In February, Becerra was in a Senate confirmation hearing for the Biden Cabinet post, trying to explain away his relentless pursuit of the Little Sisters of the Poor. Sen. John Thune, R-S.D., said to him, “It does seem like, as attorney general, you spent an inordinate amount of time and effort suing pro-life organizations, like Little Sisters of the Poor, or trying to ease restrictions or expand abortion.” 

Apparently realizing how bad his pursuit of the Little Sisters looked, Becerra replied, “I have never sued the nuns, any nuns. I’ve never sued any affiliation of nuns, and my actions have always been directed at the federal agencies.” 
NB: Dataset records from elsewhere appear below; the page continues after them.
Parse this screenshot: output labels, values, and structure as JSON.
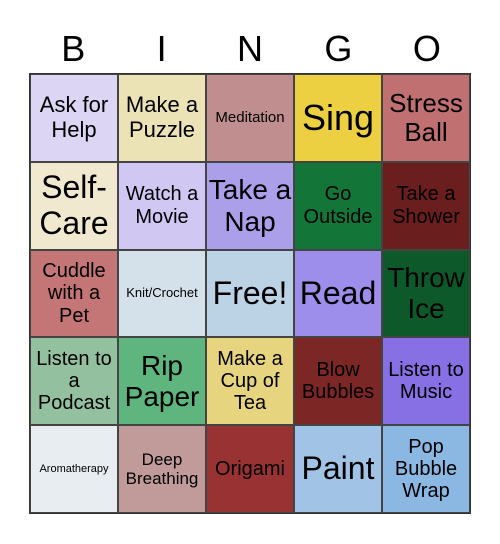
{
  "header": [
    "B",
    "I",
    "N",
    "G",
    "O"
  ],
  "cells": [
    {
      "text": "Ask for Help",
      "color": "#dcd6f4",
      "size": 22
    },
    {
      "text": "Make a Puzzle",
      "color": "#ebe2b6",
      "size": 22
    },
    {
      "text": "Meditation",
      "color": "#c08e8e",
      "size": 15
    },
    {
      "text": "Sing",
      "color": "#edd042",
      "size": 36
    },
    {
      "text": "Stress Ball",
      "color": "#c07070",
      "size": 26
    },
    {
      "text": "Self-Care",
      "color": "#f1e9cf",
      "size": 32
    },
    {
      "text": "Watch a Movie",
      "color": "#d0c8f2",
      "size": 20
    },
    {
      "text": "Take a Nap",
      "color": "#ab9fea",
      "size": 28
    },
    {
      "text": "Go Outside",
      "color": "#137538",
      "size": 20
    },
    {
      "text": "Take a Shower",
      "color": "#6b1e1e",
      "size": 20
    },
    {
      "text": "Cuddle with a Pet",
      "color": "#c47676",
      "size": 20
    },
    {
      "text": "Knit/Crochet",
      "color": "#d4e1ea",
      "size": 13
    },
    {
      "text": "Free!",
      "color": "#bcd3e6",
      "size": 32
    },
    {
      "text": "Read",
      "color": "#9e8eec",
      "size": 32
    },
    {
      "text": "Throw Ice",
      "color": "#0e592a",
      "size": 28
    },
    {
      "text": "Listen to a Podcast",
      "color": "#93c1a0",
      "size": 20
    },
    {
      "text": "Rip Paper",
      "color": "#5eb67e",
      "size": 28
    },
    {
      "text": "Make a Cup of Tea",
      "color": "#e6d47e",
      "size": 20
    },
    {
      "text": "Blow Bubbles",
      "color": "#7d2626",
      "size": 20
    },
    {
      "text": "Listen to Music",
      "color": "#8670e4",
      "size": 20
    },
    {
      "text": "Aromatherapy",
      "color": "#e8edf2",
      "size": 11
    },
    {
      "text": "Deep Breathing",
      "color": "#c19a9a",
      "size": 17
    },
    {
      "text": "Origami",
      "color": "#993232",
      "size": 20
    },
    {
      "text": "Paint",
      "color": "#a1c4e6",
      "size": 32
    },
    {
      "text": "Pop Bubble Wrap",
      "color": "#8ab8e2",
      "size": 20
    }
  ]
}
It’s a flimsy alibi. Becerra did, in fact, sue to force a religious order of nuns to pay for Obamacare’s contraceptive and abortifacient mandates. Moreover, the case is named State of California v. Little Sisters of the Poor. It doesn’t get any plainer than that. Had Becerra won his case, the Little Sisters would have lost millions of dollars, along with their First Amendment rights. Becerra pursued the nuns in court for three years. 

Despite his evasive testimony, Becerra did sue nuns, an act of cold-hearted villainy that would have done Snidely Whiplash proud. As Sen. Tom Cotton, R-Ark., tweeted on Feb. 24, “Xavier Becerra is now claiming he didn’t sue nuns because he wants to get confirmed. But Becerra did sue nuns. He repeatedly harassed the Little Sisters of the Poor. That’s why he should be rejected by the Senate.”  

In selecting Becerra to head HHS, Biden signaled his intention to move America to the extreme edge of pro-abortion policy. No American politician has ever demonstrated more enthusiasm for unrestricted abortion than Becerra.